Summarizing eight hours of presentations in a few pages requires a very high and lossy compression factor – please understand. I suggest you call on your SEMI contact to get access to these previous and following webinar recordings. Excellent contacts across the electronics supply chain enable SEMI to win experts in many areas to convey valuable information in these webinars.

I am impressed that the USA military, specifically the AFRL, invests so much effort in medical support for airmen/women. They demonstrate that only healthy and fit personnel can take full advantage of the sophisticated weapon systems at their disposal if/when they are called upon to deploy them.

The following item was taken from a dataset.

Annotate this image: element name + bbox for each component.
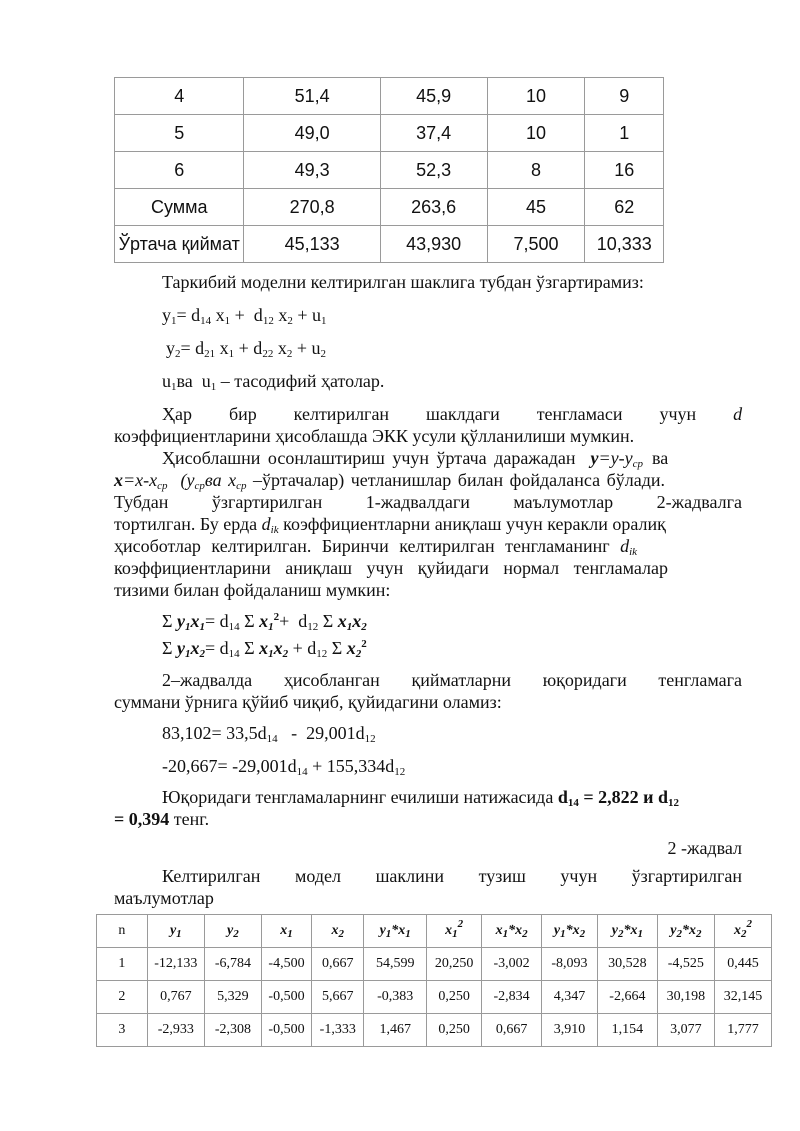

This Smart MedTech webinar series confirms what many medical experts told me during exams and/or before and after surgeries: The human body is a masterpiece of bioengineering. These webinars also reminded me of what I learned at a brain-health class at Stanford University: Our brains only need about 20 Watts to perform computing and memory tasks that fairly quickly approximate the results of today’s computers – a benchmark for computer architects and AI/ML experts.